Lord Snowdon nears return

Tony Dutrow was at Aqueduct on Monday morning working a bunch of horses that should run this winter, including Lord Snowdon, who is nearing a return from a layoff. Lord Snowdon won the Paumonok over the inner track in January, then finished second in the Grade 2 General George at Laurel, fourth in the Grade 1 Carter, third in the Metropolitan Handicap, and fourth in the Don Levine Memorial at Philadelphia before getting a vacation.

Dutrow said that he may try to stretch out Lord Snowdon in distance for the winter.

"Last year, he began to fall out of his races,'' Dutrow said. "He's always wanted to do that, but I think as he's getting older now it's not looking like to me that he's got much of a chance sprinting anymore.''

Dutrow still has plenty of sprint prospects, including Ferocious Fires, who is pointing to the Fall Highweight Handicap on Thanksgiving, and Cavallo Pazzo, who finished second in the James B. Moseley Handicap at Suffolk last out.

Dutrow also said that Sherine, a New York-bred 3-year-old filly who won the Grade 2 Comely here last April, was sold by Ahmed Zayat to owners Michael Dubb and Stuart Grant and will stay with Dutrow. Sherine has not run since finishing sixth in the Black Eyed Susan Stakes at Pimlico.

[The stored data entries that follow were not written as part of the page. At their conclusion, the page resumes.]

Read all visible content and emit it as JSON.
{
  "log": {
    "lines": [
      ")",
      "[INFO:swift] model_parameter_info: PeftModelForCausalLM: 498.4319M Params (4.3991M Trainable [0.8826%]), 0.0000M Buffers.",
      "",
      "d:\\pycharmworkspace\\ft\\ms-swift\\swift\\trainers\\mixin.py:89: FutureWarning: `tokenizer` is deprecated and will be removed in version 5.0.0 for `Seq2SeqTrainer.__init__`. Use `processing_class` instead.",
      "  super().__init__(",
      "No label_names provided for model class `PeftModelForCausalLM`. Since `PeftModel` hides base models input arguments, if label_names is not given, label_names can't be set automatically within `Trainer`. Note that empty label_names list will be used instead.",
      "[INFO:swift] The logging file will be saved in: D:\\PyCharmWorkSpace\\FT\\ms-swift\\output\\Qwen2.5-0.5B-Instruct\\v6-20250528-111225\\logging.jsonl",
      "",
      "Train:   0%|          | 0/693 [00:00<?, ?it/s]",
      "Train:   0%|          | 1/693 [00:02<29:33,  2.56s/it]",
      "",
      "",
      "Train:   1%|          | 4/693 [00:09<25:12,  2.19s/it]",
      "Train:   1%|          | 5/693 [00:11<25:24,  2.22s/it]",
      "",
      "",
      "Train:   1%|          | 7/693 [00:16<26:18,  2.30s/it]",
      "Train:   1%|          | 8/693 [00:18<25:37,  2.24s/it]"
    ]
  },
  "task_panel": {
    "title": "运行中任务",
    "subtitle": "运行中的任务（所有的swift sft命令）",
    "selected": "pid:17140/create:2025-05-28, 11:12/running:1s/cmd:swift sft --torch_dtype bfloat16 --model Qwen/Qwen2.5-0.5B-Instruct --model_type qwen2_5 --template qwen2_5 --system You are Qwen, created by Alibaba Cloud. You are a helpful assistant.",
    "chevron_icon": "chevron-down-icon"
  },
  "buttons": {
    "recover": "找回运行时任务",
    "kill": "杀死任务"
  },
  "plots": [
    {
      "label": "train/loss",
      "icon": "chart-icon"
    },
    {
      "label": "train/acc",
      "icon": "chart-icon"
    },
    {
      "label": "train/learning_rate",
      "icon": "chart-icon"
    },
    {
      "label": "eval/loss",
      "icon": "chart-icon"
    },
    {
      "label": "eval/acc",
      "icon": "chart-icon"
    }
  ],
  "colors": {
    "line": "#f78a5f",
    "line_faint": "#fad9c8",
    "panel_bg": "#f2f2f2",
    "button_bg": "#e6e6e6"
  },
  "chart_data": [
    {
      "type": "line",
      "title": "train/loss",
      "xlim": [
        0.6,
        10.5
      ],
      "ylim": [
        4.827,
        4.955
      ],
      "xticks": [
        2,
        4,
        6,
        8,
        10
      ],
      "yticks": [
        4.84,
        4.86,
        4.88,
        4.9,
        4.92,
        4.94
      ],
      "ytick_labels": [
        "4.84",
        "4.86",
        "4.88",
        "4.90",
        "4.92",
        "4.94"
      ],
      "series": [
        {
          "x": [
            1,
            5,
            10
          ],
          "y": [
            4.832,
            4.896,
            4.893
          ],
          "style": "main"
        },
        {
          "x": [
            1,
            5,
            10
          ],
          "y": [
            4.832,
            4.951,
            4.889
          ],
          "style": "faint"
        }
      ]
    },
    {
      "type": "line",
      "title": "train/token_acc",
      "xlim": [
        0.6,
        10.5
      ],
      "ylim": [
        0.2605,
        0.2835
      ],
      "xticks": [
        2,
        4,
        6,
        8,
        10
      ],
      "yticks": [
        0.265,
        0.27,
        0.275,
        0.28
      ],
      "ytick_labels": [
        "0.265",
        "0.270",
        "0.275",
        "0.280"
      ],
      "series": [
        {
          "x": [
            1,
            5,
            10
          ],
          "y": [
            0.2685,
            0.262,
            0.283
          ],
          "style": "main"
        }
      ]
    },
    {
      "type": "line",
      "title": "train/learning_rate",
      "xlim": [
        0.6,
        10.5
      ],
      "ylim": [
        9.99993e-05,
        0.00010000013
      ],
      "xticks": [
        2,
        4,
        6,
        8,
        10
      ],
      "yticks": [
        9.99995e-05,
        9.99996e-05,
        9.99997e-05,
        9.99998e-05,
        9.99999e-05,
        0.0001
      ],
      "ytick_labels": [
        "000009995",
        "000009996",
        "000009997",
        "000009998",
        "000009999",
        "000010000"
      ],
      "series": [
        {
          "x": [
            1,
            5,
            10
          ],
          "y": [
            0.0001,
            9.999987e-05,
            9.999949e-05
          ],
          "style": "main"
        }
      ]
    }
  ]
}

* Jockey Javier Castellano will miss this week as he takes a seven-day riding suspension initially handed to him for an incident at Belmont on July 18.

* Beginning Wednesday, Rajiv Maragh will serve a three-day suspension for a careless riding incident in last Thursday's first race. The suspension was reduced from seven days because Maragh waived his right of appeal.